In ogni caso, se la nuova normativa non ha accontentato completamente tutti, dal mondo del biologico si registrano tutto sommato commenti abbastanza positivi.
“È un passo in avanti” annota il professor Mario Fregoni, uno fra i più conosciuti esperti di viticoltura al mondo “resta la preoccupazione di far osservare le regole, dato che di solito i controlli non sono sufficienti. Altrimenti si rischia di prendere in giro il consumatore con l’idea che qualcosa sia più naturale o più salutare. Il miglior controllo sarebbe quello analitico, dato che oggi ci sono diversi laboratori attrezzati: se facendo delle analisi trovo molecole diverse da quelle ammesse, è evidente che l’inosservanza è del produttore. Per me il vino in genere, biologico o no, dovrebbe avere un etichetta dove si dichiarano tutte le sostanze non strettamente pertinenti all’uva e alla sua trasformazione, e dunque si dichiarano gli additivi ammessi nella UE. È comunque paradossale che sia proprio l’agricoltura biologica (oltre a quella biodinamica) ad aver impedito l’uso di una sostanza tossica come il rame nel terreno.

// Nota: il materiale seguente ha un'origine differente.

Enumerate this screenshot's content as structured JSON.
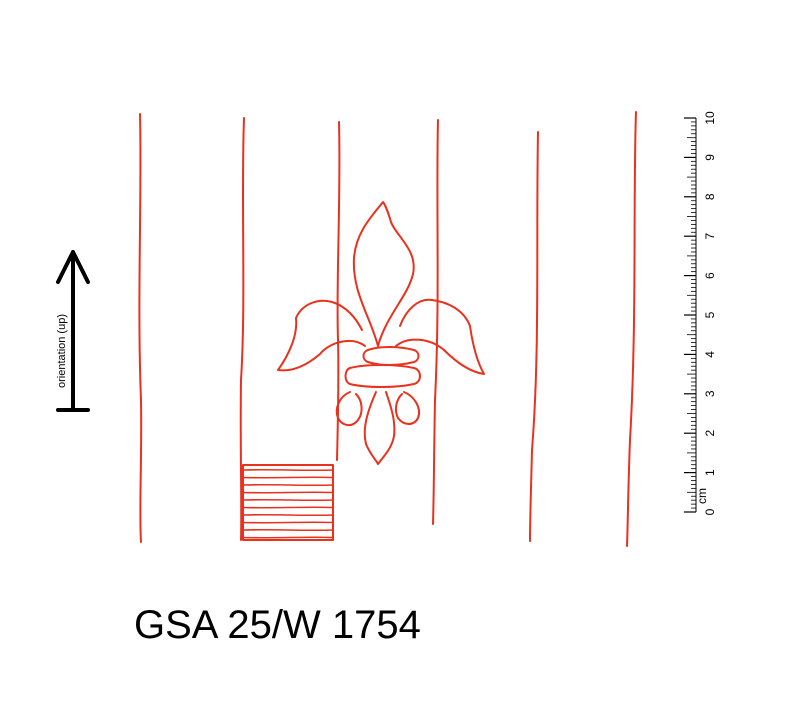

Il rame è un inquinante. Non tanto tossico per l’uomo in quanto durante la fermentazione precipita, quindi non è mai sopra i livelli consentiti. Ma è tossico per l’ambiente: è un inquinante del terreno, specie nei paesi del Nord Europa che hanno terreni acidi dove è pericolosissimo perché viene assorbito dalla pianta. Da noi invece i terreni acidi sono al più il 1-2% (come in Francia Spagna o Portogallo), noi abbiamo terreni calcarei e alcalini o ricchi di sodio, in cui il rame viene praticamente reso inattivo e non assorbibile dalla pianta. Il rame però è tossico anche verso i batteri e i funghi e tutti gli esseri viventi che popolano il terreno e che sono intossicati. Consideri che non si è mai usato il rame in agricoltura fino alla fine dell’Ottocento, quando abbiamo "importato” dall’America oidio e peronospora, oltre che la fillossera”.
Cristina Micheloni del comitato scientifico AIAB (Associazione Italiana per l’Agricoltura Biologica) ha dichiarato: “Come tutti i compromessi politici,” “il risultato non farà felice nessuno, ma tutti saremo un po’ meno scontenti”.